After letting Jarome Iginla leave as a free agent, Chiarelli failed to replace his scoring potential, and the Bruins dropped from No. 3 in the NHL in goals scored to No. 23. He also traded defenseman Johnny Boychuk to the New York Islanders just before the season -- a salary-cap move that left the team short.
With one game left in the season, Chiarelli called it "a failure on everybody's part."
"But being a failure doesn't mean there has to be a complete overhaul of everything," he said.
In recent seasons, Chiarelli has faced criticism of his draft record, especially with three consecutive first-round picks (Zach Hamill, 2007; Joe Colborne, 2008; and Jordan Caron, 2009) underwhelming with their performances.
Because of the salary cap, Neely said the Bruins' draft misses have been doubly costly.
"We have to look at [the] organization as a whole," he said. "In today's day and age, with the game and the cap, and a team that is fortunate enough to be able to spend to the cap, as you have success and those players get better and you have to pay them more, you need those entry-level players to come in and be able to have an impact. It's expensive to always get readymade players.

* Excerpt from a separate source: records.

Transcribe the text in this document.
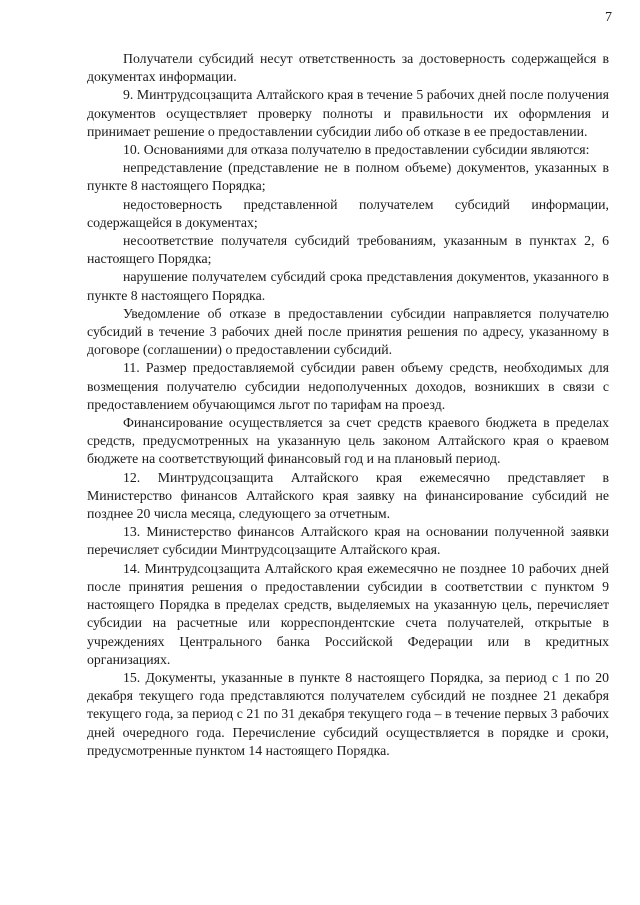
7

Получатели субсидий несут ответственность за достоверность содержащейся в документах информации.

9. Минтрудсоцзащита Алтайского края в течение 5 рабочих дней после получения документов осуществляет проверку полноты и правильности их оформления и принимает решение о предоставлении субсидии либо об отказе в ее предоставлении.

10. Основаниями для отказа получателю в предоставлении субсидии являются:

непредставление (представление не в полном объеме) документов, указанных в пункте 8 настоящего Порядка;

недостоверность представленной получателем субсидий информации, содержащейся в документах;

несоответствие получателя субсидий требованиям, указанным в пунктах 2, 6 настоящего Порядка;

нарушение получателем субсидий срока представления документов, указанного в пункте 8 настоящего Порядка.

Уведомление об отказе в предоставлении субсидии направляется получателю субсидий в течение 3 рабочих дней после принятия решения по адресу, указанному в договоре (соглашении) о предоставлении субсидий.

11. Размер предоставляемой субсидии равен объему средств, необходимых для возмещения получателю субсидии недополученных доходов, возникших в связи с предоставлением обучающимся льгот по тарифам на проезд.

Финансирование осуществляется за счет средств краевого бюджета в пределах средств, предусмотренных на указанную цель законом Алтайского края о краевом бюджете на соответствующий финансовый год и на плановый период.

12. Минтрудсоцзащита Алтайского края ежемесячно представляет в Министерство финансов Алтайского края заявку на финансирование субсидий не позднее 20 числа месяца, следующего за отчетным.

13. Министерство финансов Алтайского края на основании полученной заявки перечисляет субсидии Минтрудсоцзащите Алтайского края.

14. Минтрудсоцзащита Алтайского края ежемесячно не позднее 10 рабочих дней после принятия решения о предоставлении субсидии в соответствии с пунктом 9 настоящего Порядка в пределах средств, выделяемых на указанную цель, перечисляет субсидии на расчетные или корреспондентские счета получателей, открытые в учреждениях Центрального банка Российской Федерации или в кредитных организациях.

15. Документы, указанные в пункте 8 настоящего Порядка, за период с 1 по 20 декабря текущего года представляются получателем субсидий не позднее 21 декабря текущего года, за период с 21 по 31 декабря текущего года – в течение первых 3 рабочих дней очередного года. Перечисление субсидий осуществляется в порядке и сроки, предусмотренные пунктом 14 настоящего Порядка.
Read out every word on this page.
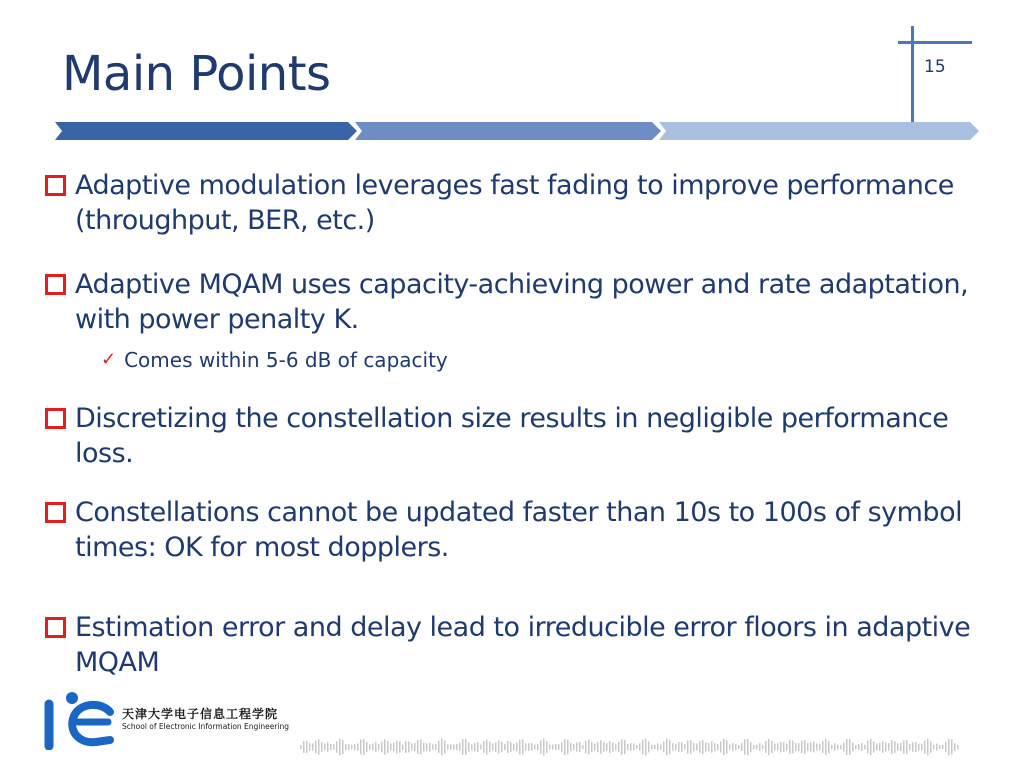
Main Points	15
Adaptive modulation leverages fast fading to improve performance (throughput, BER, etc.)
Adaptive MQAM uses capacity-achieving power and rate adaptation, with power penalty K.
✓ Comes within 5-6 dB of capacity
Discretizing the constellation size results in negligible performance loss.
Constellations cannot be updated faster than 10s to 100s of symbol times: OK for most dopplers.
Estimation error and delay lead to irreducible error floors in adaptive MQAM
天津大学电子信息工程学院
School of Electronic Information Engineering
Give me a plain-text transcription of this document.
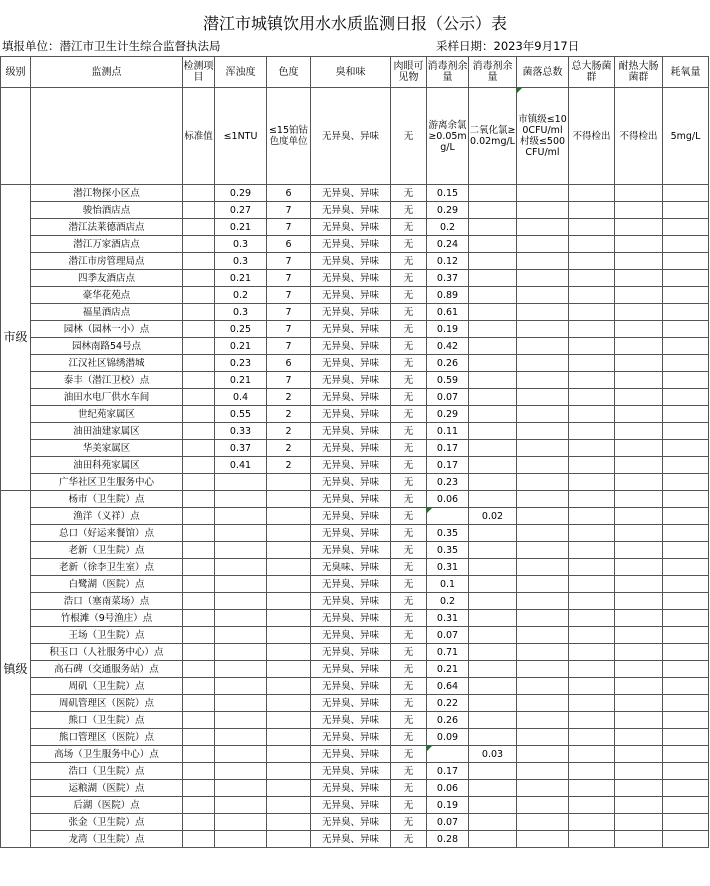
潜江市城镇饮用水水质监测日报（公示）表
填报单位：潜江市卫生计生综合监督执法局	采样日期：2023年9月17日
级别	监测点	检测项目	浑浊度	色度	臭和味	肉眼可见物	消毒剂余量	消毒剂余量	菌落总数	总大肠菌群	耐热大肠菌群	耗氧量
		标准值	≤1NTU	≤15铂钴色度单位	无异臭、异味	无	游离余氯≥0.05mg/L	二氧化氯≥0.02mg/L	市镇级≤100CFU/ml 村级≤500CFU/ml	不得检出	不得检出	5mg/L
市级	潜江物探小区点		0.29	6	无异臭、异味	无	0.15					
	骏怡酒店点		0.27	7	无异臭、异味	无	0.29					
	潜江法莱德酒店点		0.21	7	无异臭、异味	无	0.2					
	潜江万家酒店点		0.3	6	无异臭、异味	无	0.24					
	潜江市房管理局点		0.3	7	无异臭、异味	无	0.12					
	四季友酒店点		0.21	7	无异臭、异味	无	0.37					
	豪华花苑点		0.2	7	无异臭、异味	无	0.89					
	福星酒店点		0.3	7	无异臭、异味	无	0.61					
	园林（园林一小）点		0.25	7	无异臭、异味	无	0.19					
	园林南路54号点		0.21	7	无异臭、异味	无	0.42					
	江汉社区锦绣潜城		0.23	6	无异臭、异味	无	0.26					
	泰丰（潜江卫校）点		0.21	7	无异臭、异味	无	0.59					
	油田水电厂供水车间		0.4	2	无异臭、异味	无	0.07					
	世纪苑家属区		0.55	2	无异臭、异味	无	0.29					
	油田油建家属区		0.33	2	无异臭、异味	无	0.11					
	华美家属区		0.37	2	无异臭、异味	无	0.17					
	油田科苑家属区		0.41	2	无异臭、异味	无	0.17					
	广华社区卫生服务中心				无异臭、异味	无	0.23					
镇级	杨市（卫生院）点				无异臭、异味	无	0.06					
	渔洋（义祥）点				无异臭、异味	无		0.02				
	总口（好运来餐馆）点				无异臭、异味	无	0.35					
	老新（卫生院）点				无异臭、异味	无	0.35					
	老新（徐李卫生室）点				无臭味、异味	无	0.31					
	白鹭湖（医院）点				无异臭、异味	无	0.1					
	浩口（塞南菜场）点				无异臭、异味	无	0.2					
	竹根滩（9号渔庄）点				无异臭、异味	无	0.31					
	王场（卫生院）点				无异臭、异味	无	0.07					
	积玉口（人社服务中心）点				无异臭、异味	无	0.71					
	高石碑（交通服务站）点				无异臭、异味	无	0.21					
	周矶（卫生院）点				无异臭、异味	无	0.64					
	周矶管理区（医院）点				无异臭、异味	无	0.22					
	熊口（卫生院）点				无异臭、异味	无	0.26					
	熊口管理区（医院）点				无异臭、异味	无	0.09					
	高场（卫生服务中心）点				无异臭、异味	无		0.03				
	浩口（卫生院）点				无异臭、异味	无	0.17					
	运粮湖（医院）点				无异臭、异味	无	0.06					
	后湖（医院）点				无异臭、异味	无	0.19					
	张金（卫生院）点				无异臭、异味	无	0.07					
	龙湾（卫生院）点				无异臭、异味	无	0.28					
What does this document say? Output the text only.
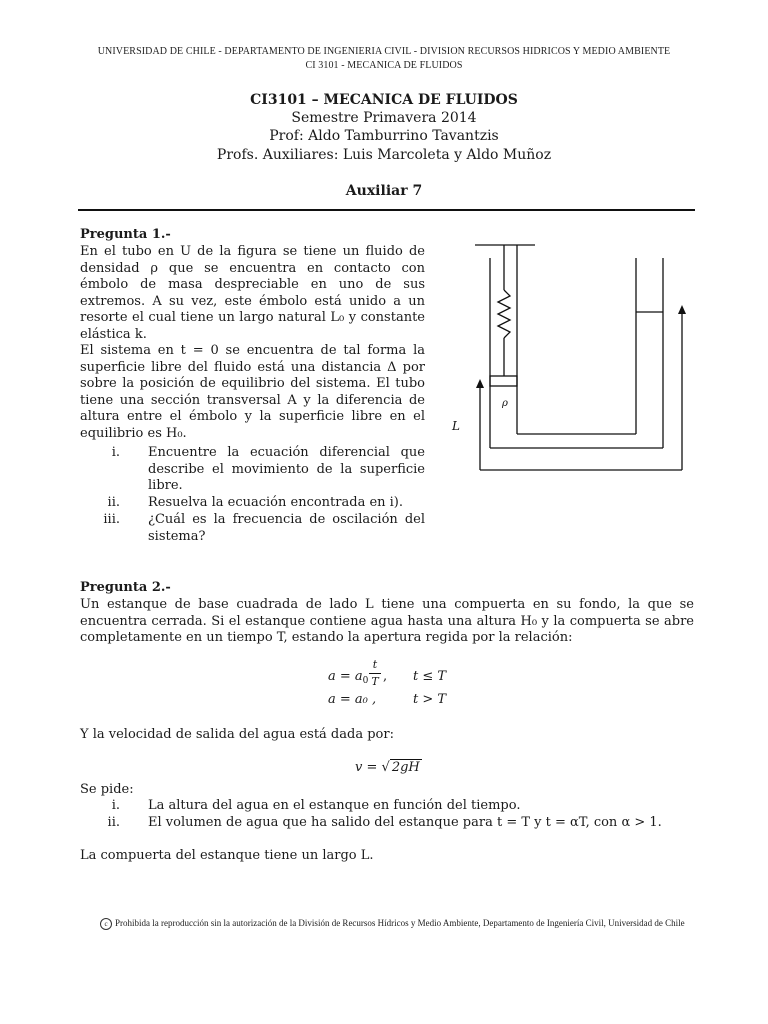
UNIVERSIDAD DE CHILE - DEPARTAMENTO DE INGENIERIA CIVIL - DIVISION RECURSOS HIDRICOS Y MEDIO AMBIENTE
CI 3101 - MECANICA DE FLUIDOS
CI3101 – MECANICA DE FLUIDOS
Semestre Primavera 2014
Prof: Aldo Tamburrino Tavantzis
Profs. Auxiliares: Luis Marcoleta y Aldo Muñoz
Auxiliar 7
Pregunta 1.-
En el tubo en U de la figura se tiene un fluido de
densidad ρ que se encuentra en contacto con
émbolo de masa despreciable en uno de sus
extremos. A su vez, este émbolo está unido a un
resorte el cual tiene un largo natural L₀ y constante
elástica k.
El sistema en t = 0 se encuentra de tal forma la
superficie libre del fluido está una distancia Δ por
sobre la posición de equilibrio del sistema. El tubo
tiene una sección transversal A y la diferencia de
altura entre el émbolo y la superficie libre en el
equilibrio es H₀.
i. Encuentre la ecuación diferencial que
describe el movimiento de la superficie
libre.
ii. Resuelva la ecuación encontrada en i).
iii. ¿Cuál es la frecuencia de oscilación del
sistema?
ρ
L
Pregunta 2.-
Un estanque de base cuadrada de lado L tiene una compuerta en su fondo, la que se
encuentra cerrada. Si el estanque contiene agua hasta una altura H₀ y la compuerta se abre
completamente en un tiempo T, estando la apertura regida por la relación:
$a = a_0$
t
T , t ≤ T
a = a₀ ,	t > T
Y la velocidad de salida del agua está dada por:
v = √ 2gH
Se pide:
i. La altura del agua en el estanque en función del tiempo.
ii. El volumen de agua que ha salido del estanque para t = T y t = αT, con α > 1.
La compuerta del estanque tiene un largo L.
c Prohibida la reproducción sin la autorización de la División de Recursos Hídricos y Medio Ambiente, Departamento de Ingeniería Civil, Universidad de Chile
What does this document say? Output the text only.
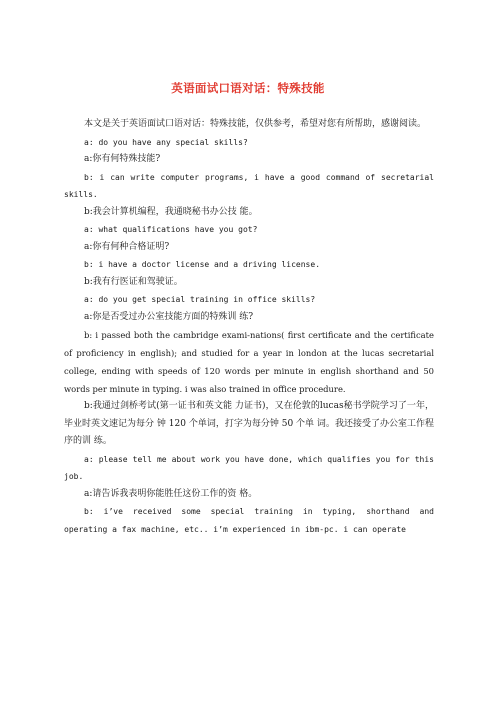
英语面试口语对话：特殊技能

本文是关于英语面试口语对话：特殊技能，仅供参考，希望对您有所帮助，感谢阅读。

a: do you have any special skills?

a:你有何特殊技能?

b: i can write computer programs, i have a good command of secretarial skills.

b:我会计算机编程，我通晓秘书办公技 能。

a: what qualifications have you got?

a:你有何种合格证明?

b: i have a doctor license and a driving license.

b:我有行医证和驾驶证。

a: do you get special training in office skills?

a:你是否受过办公室技能方面的特殊训 练?

b: i passed both the cambridge exami-nations( first certificate and the certificate of proficiency in english); and studied for a year in london at the lucas secretarial college, ending with speeds of 120 words per minute in english shorthand and 50 words per minute in typing. i was also trained in office procedure.

b:我通过剑桥考试(第一证书和英文能 力证书)，又在伦敦的lucas秘书学院学习了一年，毕业时英文速记为每分 钟 120 个单词，打字为每分钟 50 个单 词。我还接受了办公室工作程序的训 练。

a: please tell me about work you have done, which qualifies you for this job.

a:请告诉我表明你能胜任这份工作的资 格。

b: i’ve received some special training in typing, shorthand and operating a fax machine, etc.. i’m experienced in ibm-pc. i can operate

"I think there was a period of time there where, and I don't think I'm saying anything that hasn't been chronicled, we missed on three or four years on some drafts that I think right now we're kinda paying the price for. That's not the sole reason, but that's an area where we can improve."
A Harvard graduate, Chiarelli was the assistant GM in Ottawa when he was hired to take over the Bruins in 2006. Coach Dave Lewis lasted just one season, during which the team missed the playoffs, before Chiarelli hired Julien to replace him.
The Bruins also announced they have fired amateur scouts Mike Chiarelli (Peter's brother) and Denis Leblanc and European head scout Jukka Holtari. Mike Chiarelli had been with the team for seven seasons and was responsible for scouting in Ontario. Leblanc and Holtari had been with the team for eight seasons.
ESPNBoston.com's Joe McDonald and The Associated Press contributed to this report.